The good news is, Garden Cafe is always busy, serving up cruelty-free, organic meals. The bad news is, Garden Cafe is always busy! No worries, we’ve never had to wait long (if at all) for a table, especially when the patio is open.

The daily specials rotate, though most “specials” are items that can be found on the regular menu as well. The exceptions to this typically are truly exceptional, and a bit pricey (around the $20 range). The menu also allows for cheap, simple eats with make-your-own bowls (using a list of grains, greens and beans/tofu/tempeh) and a variety of delicious sandwiches, salads and quesadillas made with Daiya cheese.

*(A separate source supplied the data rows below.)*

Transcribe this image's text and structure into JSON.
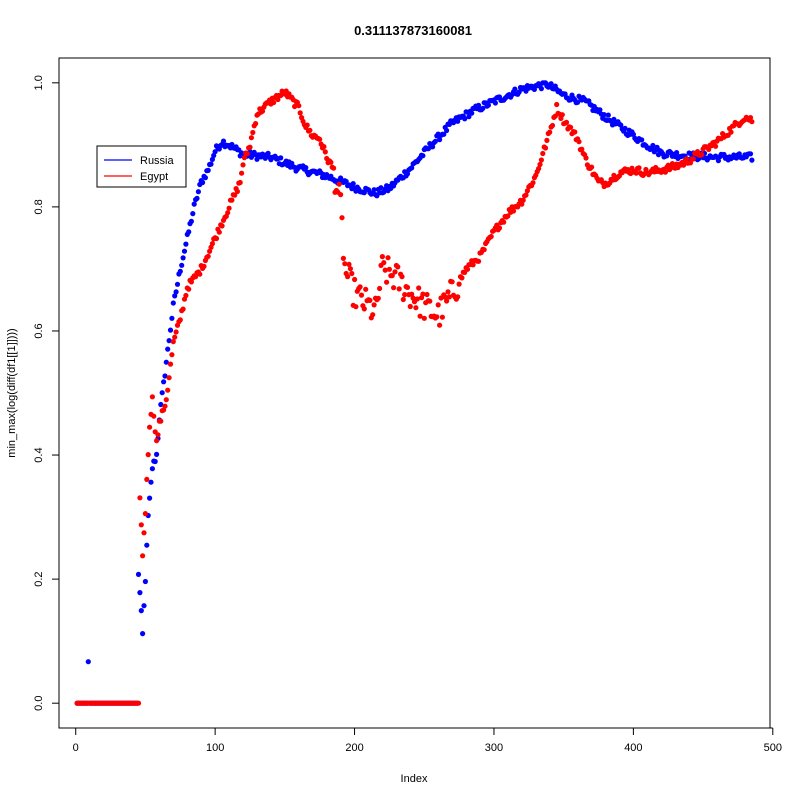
{
  "chart_data": {
    "type": "scatter",
    "title": "0.311137873160081",
    "xlabel": "Index",
    "ylabel": "min_max(log(diff(df1[[1]])))",
    "xlim": [
      -12,
      498
    ],
    "ylim": [
      -0.04,
      1.04
    ],
    "x_ticks": [
      0,
      100,
      200,
      300,
      400,
      500
    ],
    "y_ticks": [
      0.0,
      0.2,
      0.4,
      0.6,
      0.8,
      1.0
    ],
    "x_tick_labels": [
      "0",
      "100",
      "200",
      "300",
      "400",
      "500"
    ],
    "y_tick_labels": [
      "0.0",
      "0.2",
      "0.4",
      "0.6",
      "0.8",
      "1.0"
    ],
    "legend": {
      "position": "top-left",
      "entries": [
        {
          "name": "Russia",
          "color": "#0000ff"
        },
        {
          "name": "Egypt",
          "color": "#ff0000"
        }
      ]
    },
    "series": [
      {
        "name": "Russia",
        "color": "#0000ff",
        "n": 485,
        "knots": [
          [
            1,
            0
          ],
          [
            8,
            0
          ],
          [
            9,
            0.065
          ],
          [
            10,
            0
          ],
          [
            44,
            0
          ],
          [
            45,
            0.21
          ],
          [
            48,
            0.11
          ],
          [
            50,
            0.2
          ],
          [
            52,
            0.3
          ],
          [
            55,
            0.38
          ],
          [
            58,
            0.4
          ],
          [
            60,
            0.46
          ],
          [
            65,
            0.55
          ],
          [
            70,
            0.64
          ],
          [
            75,
            0.7
          ],
          [
            80,
            0.75
          ],
          [
            85,
            0.8
          ],
          [
            90,
            0.84
          ],
          [
            95,
            0.86
          ],
          [
            100,
            0.89
          ],
          [
            105,
            0.905
          ],
          [
            110,
            0.9
          ],
          [
            120,
            0.885
          ],
          [
            140,
            0.88
          ],
          [
            160,
            0.862
          ],
          [
            180,
            0.85
          ],
          [
            200,
            0.832
          ],
          [
            215,
            0.822
          ],
          [
            225,
            0.83
          ],
          [
            240,
            0.862
          ],
          [
            255,
            0.9
          ],
          [
            270,
            0.935
          ],
          [
            285,
            0.955
          ],
          [
            300,
            0.97
          ],
          [
            320,
            0.99
          ],
          [
            338,
            0.998
          ],
          [
            350,
            0.98
          ],
          [
            365,
            0.97
          ],
          [
            380,
            0.945
          ],
          [
            400,
            0.915
          ],
          [
            410,
            0.9
          ],
          [
            420,
            0.887
          ],
          [
            440,
            0.882
          ],
          [
            460,
            0.88
          ],
          [
            485,
            0.88
          ]
        ]
      },
      {
        "name": "Egypt",
        "color": "#ff0000",
        "n": 485,
        "knots": [
          [
            1,
            0
          ],
          [
            45,
            0
          ],
          [
            46,
            0.33
          ],
          [
            48,
            0.24
          ],
          [
            50,
            0.31
          ],
          [
            53,
            0.45
          ],
          [
            55,
            0.49
          ],
          [
            58,
            0.42
          ],
          [
            60,
            0.45
          ],
          [
            65,
            0.49
          ],
          [
            70,
            0.58
          ],
          [
            75,
            0.62
          ],
          [
            80,
            0.67
          ],
          [
            90,
            0.7
          ],
          [
            100,
            0.75
          ],
          [
            110,
            0.8
          ],
          [
            118,
            0.84
          ],
          [
            120,
            0.87
          ],
          [
            125,
            0.9
          ],
          [
            130,
            0.95
          ],
          [
            140,
            0.97
          ],
          [
            150,
            0.985
          ],
          [
            160,
            0.96
          ],
          [
            165,
            0.93
          ],
          [
            170,
            0.915
          ],
          [
            175,
            0.91
          ],
          [
            180,
            0.88
          ],
          [
            185,
            0.86
          ],
          [
            190,
            0.8
          ],
          [
            193,
            0.7
          ],
          [
            200,
            0.66
          ],
          [
            210,
            0.64
          ],
          [
            215,
            0.63
          ],
          [
            220,
            0.7
          ],
          [
            230,
            0.685
          ],
          [
            240,
            0.66
          ],
          [
            250,
            0.64
          ],
          [
            260,
            0.625
          ],
          [
            270,
            0.66
          ],
          [
            280,
            0.7
          ],
          [
            290,
            0.72
          ],
          [
            300,
            0.76
          ],
          [
            310,
            0.79
          ],
          [
            320,
            0.81
          ],
          [
            330,
            0.85
          ],
          [
            340,
            0.92
          ],
          [
            345,
            0.96
          ],
          [
            350,
            0.94
          ],
          [
            355,
            0.925
          ],
          [
            360,
            0.91
          ],
          [
            365,
            0.88
          ],
          [
            370,
            0.86
          ],
          [
            375,
            0.84
          ],
          [
            380,
            0.838
          ],
          [
            390,
            0.855
          ],
          [
            400,
            0.86
          ],
          [
            410,
            0.855
          ],
          [
            420,
            0.86
          ],
          [
            430,
            0.865
          ],
          [
            440,
            0.875
          ],
          [
            450,
            0.89
          ],
          [
            460,
            0.905
          ],
          [
            470,
            0.925
          ],
          [
            480,
            0.945
          ],
          [
            485,
            0.94
          ]
        ]
      }
    ]
  }
}
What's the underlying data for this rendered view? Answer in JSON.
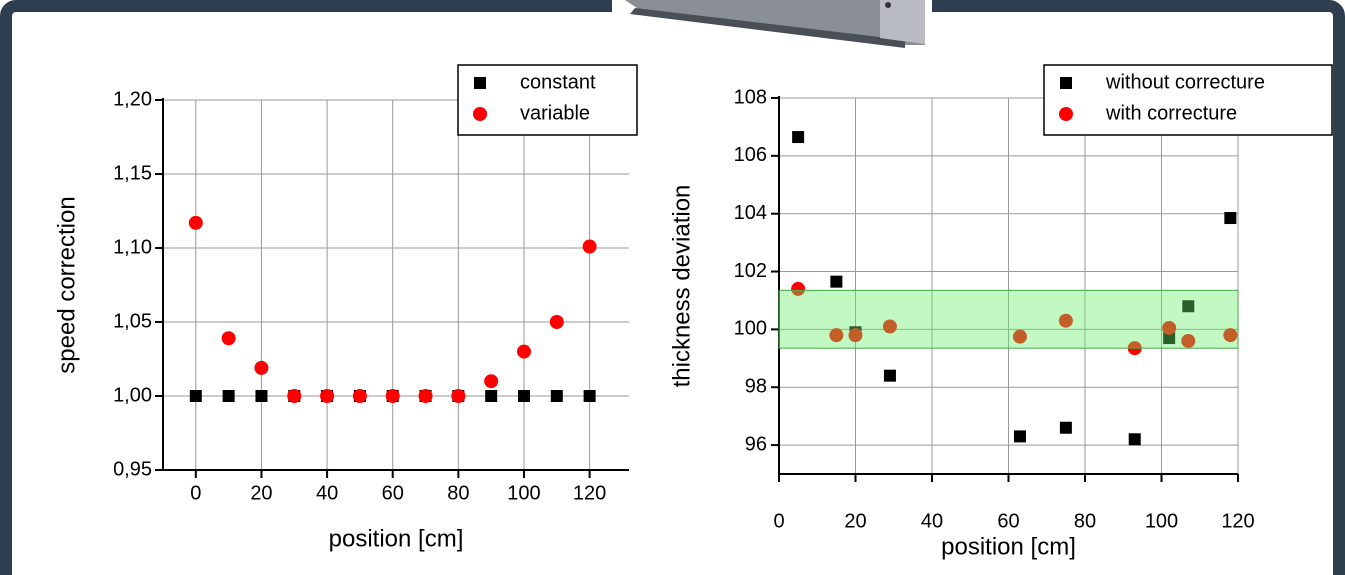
{
  "chart_data": [
    {
      "type": "scatter",
      "xlabel": "position [cm]",
      "ylabel": "speed correction",
      "xlim": [
        -10,
        132
      ],
      "ylim": [
        0.95,
        1.2
      ],
      "xticks": [
        0,
        20,
        40,
        60,
        80,
        100,
        120
      ],
      "yticks": [
        {
          "value": 0.95,
          "label": "0,95"
        },
        {
          "value": 1.0,
          "label": "1,00"
        },
        {
          "value": 1.05,
          "label": "1,05"
        },
        {
          "value": 1.1,
          "label": "1,10"
        },
        {
          "value": 1.15,
          "label": "1,15"
        },
        {
          "value": 1.2,
          "label": "1,20"
        }
      ],
      "grid": true,
      "series": [
        {
          "name": "constant",
          "color": "#000000",
          "marker": "square",
          "x": [
            0,
            10,
            20,
            30,
            40,
            50,
            60,
            70,
            80,
            90,
            100,
            110,
            120
          ],
          "values": [
            1.0,
            1.0,
            1.0,
            1.0,
            1.0,
            1.0,
            1.0,
            1.0,
            1.0,
            1.0,
            1.0,
            1.0,
            1.0
          ]
        },
        {
          "name": "variable",
          "color": "#ff0000",
          "marker": "circle",
          "x": [
            0,
            10,
            20,
            30,
            40,
            50,
            60,
            70,
            80,
            90,
            100,
            110,
            120
          ],
          "values": [
            1.117,
            1.039,
            1.019,
            1.0,
            1.0,
            1.0,
            1.0,
            1.0,
            1.0,
            1.01,
            1.03,
            1.05,
            1.101
          ]
        }
      ]
    },
    {
      "type": "scatter",
      "xlabel": "position [cm]",
      "ylabel": "thickness deviation",
      "xlim": [
        0,
        120
      ],
      "ylim": [
        95,
        108
      ],
      "xticks": [
        0,
        20,
        40,
        60,
        80,
        100,
        120
      ],
      "yticks": [
        96,
        98,
        100,
        102,
        104,
        106,
        108
      ],
      "grid": true,
      "band": {
        "values": [
          99.35,
          101.35
        ],
        "color": "#66ee66"
      },
      "series": [
        {
          "name": "without correcture",
          "color": "#000000",
          "marker": "square",
          "x": [
            5,
            15,
            20,
            29,
            63,
            75,
            93,
            102,
            107,
            118
          ],
          "values": [
            106.65,
            101.65,
            99.9,
            98.4,
            96.3,
            96.6,
            96.2,
            99.7,
            100.8,
            103.85
          ]
        },
        {
          "name": "with correcture",
          "color": "#ff0000",
          "marker": "circle",
          "x": [
            5,
            15,
            20,
            29,
            63,
            75,
            93,
            102,
            107,
            118
          ],
          "values": [
            101.4,
            99.8,
            99.8,
            100.1,
            99.75,
            100.3,
            99.35,
            100.05,
            99.6,
            99.8
          ]
        }
      ]
    }
  ]
}
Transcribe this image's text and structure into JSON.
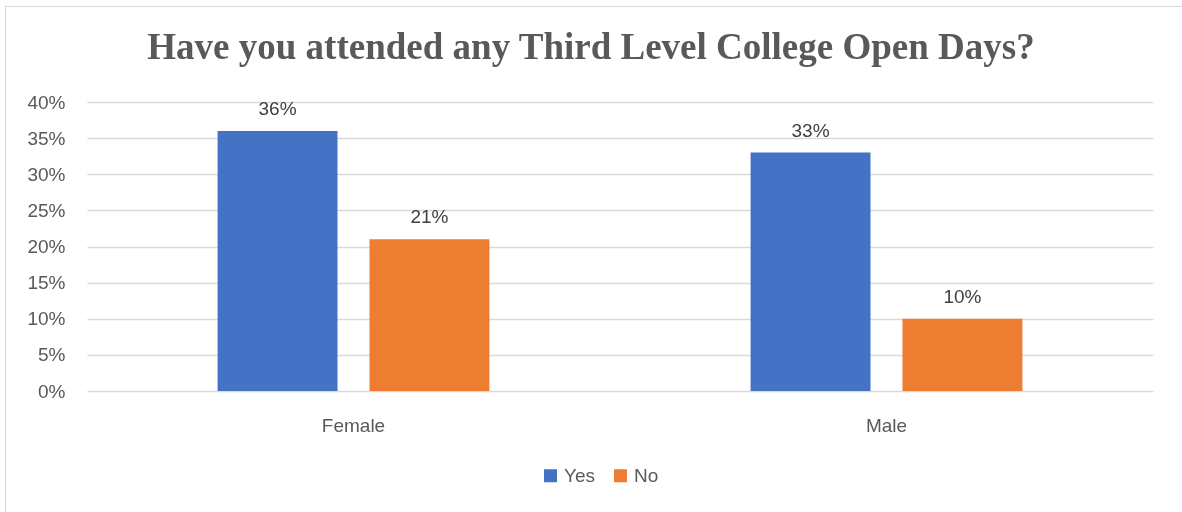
{
  "chart_data": {
    "type": "bar",
    "title": "Have you attended any Third Level College Open Days?",
    "categories": [
      "Female",
      "Male"
    ],
    "series": [
      {
        "name": "Yes",
        "color": "#4472c4",
        "values": [
          36,
          33
        ],
        "value_labels": [
          "36%",
          "33%"
        ]
      },
      {
        "name": "No",
        "color": "#ed7d31",
        "values": [
          21,
          10
        ],
        "value_labels": [
          "21%",
          "10%"
        ]
      }
    ],
    "ylim": [
      0,
      40
    ],
    "yticks": [
      {
        "value": 0,
        "label": "0%"
      },
      {
        "value": 5,
        "label": "5%"
      },
      {
        "value": 10,
        "label": "10%"
      },
      {
        "value": 15,
        "label": "15%"
      },
      {
        "value": 20,
        "label": "20%"
      },
      {
        "value": 25,
        "label": "25%"
      },
      {
        "value": 30,
        "label": "30%"
      },
      {
        "value": 35,
        "label": "35%"
      },
      {
        "value": 40,
        "label": "40%"
      }
    ],
    "grid": "y",
    "legend": "bottom"
  }
}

Last weekend, a friend of the spiritual, new agey persuasion was in town, so Jaime and I took her down to Woodstock for some groovy shopping and dinner at Garden Cafe. What follows is a description of our meal, which is only a small sample of the goodness Garden Cafe has to offer.

We started with Warm Walnut Mushroom Pate with Horseradish “Cream” Swirl, a rich, nutty paté served with warm homemade whole wheat foccacia. Super delicious, though it needed a touch of salt. Additionally, I had a Wolaver’s Alta Gracia Coffee Porter.  Jaime ordered a vanilla coconut chai and it was delish.

Next, the main course. We each ordered a dish and rotated clockwise when we had a sample of each.

First up for me, Indian Vegetable & Chickpea Enchiladas with Bombay Sauce. Curried potatoes, chickpeas and a few other veggies, wrapped in a large enchilada (basically a burrito), drizzled with what I believe is a cashew cream sauce and a Bombay curry sauce. This is served with curried apple coconut salad and sautéed kale and onions. which are outstanding. This dish was everyone’s favorite.

Next, the old standby: Grilled Curried Tofu Mango Sandwich.  Mango chutney-like sauce on grilled tofu, caramelized onions, roasted red pepper and spiced veganaise (spelled the way it is said by every vegan in the universe on the menu) all pressed in toasted whole grain bread and served with small mesclun salad. Need I say more? Reliably fantastic.

Moving on to a special, Jerk Tofu Salad. Jerk seasoned tofu over a bed of mesclun, drizzled with Dijon vinaigrette and served with whole wheat foccacia. I have to say, this was the dish I was looking forward to the most and I was a bit disappointed in the amount of jerkyness. While the tofu was tasty, it wasn’t what I expected. Not bad, especially if you are not into spicy food (which, as we all know, does NOT describe me). I would highly recommend the vegan Caesar over this salad, but it was nice to try something new.

Finally, dessert. Another reliably good treat is the Warm Chocolate Brownie. Rich and chocolatey, and not overly sweet. Covered in warm chocolate sauce and whipped cream. Paired well with my second Alta Gracia!

A fantastic meal, as always. This place is truly one of the best. The only thing I think could be improved upon is the beer list, which has shrunk a bit over the years. Of course, this is a challenge when trying to offer only local and/or organic beers. Anyway, you will always find a decent beer (or wine, if you prefer) to enjoy your delicious meal with.

If you are anywhere near Woodstock, make the trip out to Garden Cafe and be sure to stop by the little slice of heaven just outside of town, Woodstock Farm Animal Sanctuary (open for tours Saturdays and Sundays, April through October.)